In 2009, he traveled to Cairo to address the Muslim world and declared: “America will not turn our backs on the legitimate Palestinian aspiration for dignity, opportunity, and a state of their own.”
A year ago, Obama raised the stakes, calling at the UN on Arab states and Israel and the Palestinians to draw on traditions of tolerance shared by Christianity, Islam and Judaism.
“When we come back here next year, we can have an agreement that will lead to a new member of the United Nations − an independent, sovereign state of Palestine, living in peace with Israel,” Obama said, laying a big political bet.
Such hopes foundered on Israel’s refusal to extend a settlement moratorium, resulting Palestinian fury and U.S. bad blood with Israeli Prime Minister Benjamin Netanyahu.

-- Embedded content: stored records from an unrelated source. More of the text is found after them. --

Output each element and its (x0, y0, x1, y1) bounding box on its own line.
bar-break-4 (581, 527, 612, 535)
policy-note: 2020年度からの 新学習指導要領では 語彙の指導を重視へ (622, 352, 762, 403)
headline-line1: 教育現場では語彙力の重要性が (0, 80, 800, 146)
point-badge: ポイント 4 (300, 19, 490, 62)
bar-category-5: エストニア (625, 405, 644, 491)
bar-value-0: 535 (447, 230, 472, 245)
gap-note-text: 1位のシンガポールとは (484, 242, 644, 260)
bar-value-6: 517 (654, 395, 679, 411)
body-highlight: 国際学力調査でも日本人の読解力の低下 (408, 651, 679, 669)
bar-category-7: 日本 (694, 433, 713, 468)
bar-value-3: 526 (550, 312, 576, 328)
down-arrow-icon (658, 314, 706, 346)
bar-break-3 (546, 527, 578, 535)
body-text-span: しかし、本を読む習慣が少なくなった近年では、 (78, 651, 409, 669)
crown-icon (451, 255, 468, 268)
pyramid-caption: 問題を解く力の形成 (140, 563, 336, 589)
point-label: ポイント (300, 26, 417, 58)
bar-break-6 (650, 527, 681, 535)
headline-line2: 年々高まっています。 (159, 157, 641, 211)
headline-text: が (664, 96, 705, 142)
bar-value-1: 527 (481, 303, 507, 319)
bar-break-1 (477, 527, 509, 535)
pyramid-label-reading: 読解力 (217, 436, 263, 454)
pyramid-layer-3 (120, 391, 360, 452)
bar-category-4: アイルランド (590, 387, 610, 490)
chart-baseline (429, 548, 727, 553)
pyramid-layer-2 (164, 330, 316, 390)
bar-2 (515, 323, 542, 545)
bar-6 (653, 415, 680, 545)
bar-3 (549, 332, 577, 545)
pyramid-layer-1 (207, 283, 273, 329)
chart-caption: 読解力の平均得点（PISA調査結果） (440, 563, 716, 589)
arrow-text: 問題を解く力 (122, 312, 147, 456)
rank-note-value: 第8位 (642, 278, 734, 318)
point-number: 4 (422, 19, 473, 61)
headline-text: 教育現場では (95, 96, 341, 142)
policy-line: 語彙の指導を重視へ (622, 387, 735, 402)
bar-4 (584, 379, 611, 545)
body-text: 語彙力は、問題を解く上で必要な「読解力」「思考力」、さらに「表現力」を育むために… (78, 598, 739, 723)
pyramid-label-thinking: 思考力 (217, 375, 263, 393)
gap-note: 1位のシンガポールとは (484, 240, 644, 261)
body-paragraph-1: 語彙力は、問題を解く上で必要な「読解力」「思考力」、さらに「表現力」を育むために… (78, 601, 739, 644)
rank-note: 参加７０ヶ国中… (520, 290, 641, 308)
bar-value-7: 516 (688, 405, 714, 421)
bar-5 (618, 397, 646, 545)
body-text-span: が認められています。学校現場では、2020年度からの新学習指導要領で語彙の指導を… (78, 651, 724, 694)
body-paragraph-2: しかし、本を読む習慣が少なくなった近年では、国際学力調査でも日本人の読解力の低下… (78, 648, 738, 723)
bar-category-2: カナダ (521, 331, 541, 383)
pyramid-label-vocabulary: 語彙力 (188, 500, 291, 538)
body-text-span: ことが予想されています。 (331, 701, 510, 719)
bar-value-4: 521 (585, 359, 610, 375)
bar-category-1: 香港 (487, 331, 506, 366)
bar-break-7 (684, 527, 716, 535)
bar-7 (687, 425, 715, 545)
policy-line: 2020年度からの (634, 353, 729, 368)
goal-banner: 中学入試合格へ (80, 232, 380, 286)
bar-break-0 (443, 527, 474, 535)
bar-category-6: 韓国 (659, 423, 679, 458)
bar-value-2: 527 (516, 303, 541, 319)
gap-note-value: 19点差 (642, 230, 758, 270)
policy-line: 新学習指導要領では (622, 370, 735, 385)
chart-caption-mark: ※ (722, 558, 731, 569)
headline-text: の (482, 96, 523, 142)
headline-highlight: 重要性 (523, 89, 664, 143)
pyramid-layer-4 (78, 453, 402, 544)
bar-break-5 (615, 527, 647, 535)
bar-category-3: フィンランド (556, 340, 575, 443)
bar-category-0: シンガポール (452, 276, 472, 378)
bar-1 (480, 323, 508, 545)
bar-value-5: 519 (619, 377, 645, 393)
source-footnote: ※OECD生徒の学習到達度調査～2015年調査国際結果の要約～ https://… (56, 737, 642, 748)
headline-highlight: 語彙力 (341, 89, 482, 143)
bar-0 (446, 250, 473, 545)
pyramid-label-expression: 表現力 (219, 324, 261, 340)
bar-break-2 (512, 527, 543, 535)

Marwan Muasher, a former Jordanian foreign minister, now with the Carnegie Endowment for International Peace, argued that a veto could damage U.S. credibility as it pushes for reform in a region rocked by the Arab Spring.
“I think the United States needs to understand this is a new region.”
“It can no longer say ‘if you are Libyan or Egyptian or Syrian, we’re for freedom, we are with you, but not if you are Palestinian − this is not a strong argument.”
Robert Malley, of the International Crisis Group, said the administration was divided on the issue.
One group fears a veto could radicalize Arab opinion and would be “an extremely negative development in terms of U.S. image, reputation and credibility in the Arab world,” he said.
An opposite view is “that this is expected, people know the U.S. is going to veto it and that it is not going to cause the kind of diplomatic catastrophe that others are predicting.”
Though U.S. influence in the Middle East is perceived to be waning, a decision by the Palestinians to internationalize their drive for a state would be a new blow to U.S.-sponsored peace efforts.
Another constituency is also important: Washington’s regional friends.
In an explosive New York Times editorial, Saudi Arabia’s Prince Turki al-Faisal warned that the United States could veto a state, but lose an ally, and Saudi cooperation in Iraq, Afghanistan and Yemen.
U.S. officials refused to comment on the warning and it was uncertain whether Turki’s shot was a genuine threat or reflected Riyadh’s anger at the White House’s Arab spring policy.
U.S. officials mU.S.t also weigh the possibility that a U.S. veto could inflame Palestinian opinion, further threatening the security of Israel, as political turmoil rages around its borders.
A veto would likely further sour the tense relationship between Obama and Abbas, which started with such promise after Obama called the Palestinian leader in one of his first acts in office.
Abbas appears dismayed that the U.S. leader has been unable to budge Netanyahu on peace talks, and the White House has given every impression it is infuriated with all parties in the Israeli-Palestinian imbroglio.
But despite unpleasant consequences of a U.S. veto of Palestinian statehood, a change of heart by Obama looks impossible.
Weakened by the stagnant economy, targeted by Republicans who brand him anti-Israel due to his clashes with Netanyahu and facing a reelection race in which Jewish voters are important, Obama has no political capital left to burn.